Analyse critique du « visa » des décisions judiciaires en RDC
Les faits : Dans certaines juridictions congolaises, s’observe une pratique informelle dite du visa des chefs de juridiction, consistant pour l’essentiel à soumettre les projets de décisions judiciaires à l’examen préalable du président de la juridiction avant leur prononcé. Présentée comme un mécanisme de coordination interne visant à assurer la qualité rédactionnelle et la cohérence jurisprudentielle, cette pratique ne repose sur aucun fondement textuel explicite dans l’ordonnancement juridique congolais. Elle suscite dès lors un débat quant à sa compatibilité avec les principes directeurs du procès et de l’organisation judiciaire.
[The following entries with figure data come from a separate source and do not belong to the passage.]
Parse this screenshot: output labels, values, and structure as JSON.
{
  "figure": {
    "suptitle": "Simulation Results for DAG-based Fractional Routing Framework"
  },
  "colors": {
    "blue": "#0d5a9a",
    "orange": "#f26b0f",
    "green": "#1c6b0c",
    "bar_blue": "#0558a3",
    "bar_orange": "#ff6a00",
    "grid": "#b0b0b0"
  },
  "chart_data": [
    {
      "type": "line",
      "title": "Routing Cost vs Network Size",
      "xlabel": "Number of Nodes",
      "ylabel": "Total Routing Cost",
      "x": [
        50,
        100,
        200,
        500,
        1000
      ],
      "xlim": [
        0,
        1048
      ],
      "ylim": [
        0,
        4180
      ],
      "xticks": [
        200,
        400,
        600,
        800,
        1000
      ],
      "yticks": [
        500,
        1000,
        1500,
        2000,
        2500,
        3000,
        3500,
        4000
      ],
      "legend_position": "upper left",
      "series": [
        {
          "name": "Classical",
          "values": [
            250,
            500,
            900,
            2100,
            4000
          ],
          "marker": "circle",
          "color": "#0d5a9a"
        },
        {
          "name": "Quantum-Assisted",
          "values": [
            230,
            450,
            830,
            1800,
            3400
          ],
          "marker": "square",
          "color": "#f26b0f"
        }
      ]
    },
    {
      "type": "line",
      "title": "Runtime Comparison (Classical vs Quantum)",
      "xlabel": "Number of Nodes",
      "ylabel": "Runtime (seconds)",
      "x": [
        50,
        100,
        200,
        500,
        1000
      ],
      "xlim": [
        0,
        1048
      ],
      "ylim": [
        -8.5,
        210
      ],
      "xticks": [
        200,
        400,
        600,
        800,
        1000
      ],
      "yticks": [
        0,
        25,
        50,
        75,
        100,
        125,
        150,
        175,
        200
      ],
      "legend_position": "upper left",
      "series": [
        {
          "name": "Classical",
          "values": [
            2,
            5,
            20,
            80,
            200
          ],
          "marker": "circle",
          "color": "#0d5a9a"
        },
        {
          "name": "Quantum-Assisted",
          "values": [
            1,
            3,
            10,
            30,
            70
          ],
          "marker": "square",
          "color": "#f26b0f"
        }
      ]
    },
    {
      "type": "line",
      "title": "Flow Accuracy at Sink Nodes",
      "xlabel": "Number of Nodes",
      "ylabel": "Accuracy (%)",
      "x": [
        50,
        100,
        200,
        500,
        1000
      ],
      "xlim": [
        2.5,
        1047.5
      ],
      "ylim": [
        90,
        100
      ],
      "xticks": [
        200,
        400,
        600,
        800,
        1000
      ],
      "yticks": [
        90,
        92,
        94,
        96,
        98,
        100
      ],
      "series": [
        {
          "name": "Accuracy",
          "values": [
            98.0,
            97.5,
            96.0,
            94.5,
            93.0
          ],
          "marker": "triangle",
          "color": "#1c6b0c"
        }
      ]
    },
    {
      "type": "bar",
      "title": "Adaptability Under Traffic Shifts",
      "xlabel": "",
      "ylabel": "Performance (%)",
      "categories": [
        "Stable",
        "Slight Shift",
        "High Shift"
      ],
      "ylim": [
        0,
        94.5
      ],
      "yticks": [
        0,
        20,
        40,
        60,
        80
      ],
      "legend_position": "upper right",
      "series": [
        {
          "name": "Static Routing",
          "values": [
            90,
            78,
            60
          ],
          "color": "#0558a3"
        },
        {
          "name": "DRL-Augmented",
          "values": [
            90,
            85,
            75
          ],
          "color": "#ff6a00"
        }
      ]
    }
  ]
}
En Droit : L’article 149 de la Constitution du 18 février 2006 consacre l’indépendance du pouvoir judiciaire vis-à-vis du législatif et de l’exécutif. L’article 150 précise que les juges, contrairement à l’OMP astreint aux injonctions et directives de sa hiérarchie, ne sont soumis qu’à l’autorité de la loi. Toute intervention susceptible d’influencer l’activité juridictionnelle doit donc être strictement vitupérée. Or, le visa, en l’absence de base légale claire, interroge sur sa légalité. Ses défenseurs, qui ne manquent pas, invoquent l’expédition régulière des affaires, dans l’esprit général de l’arrêté d’organisation judiciaire nº299/79 du 20 août 1979, portant règlement intérieur des cours, tribunaux et parquets, mais cette référence demeure fragile et ne saurait justifier une pratique qui affecte directement l’exercice de juger.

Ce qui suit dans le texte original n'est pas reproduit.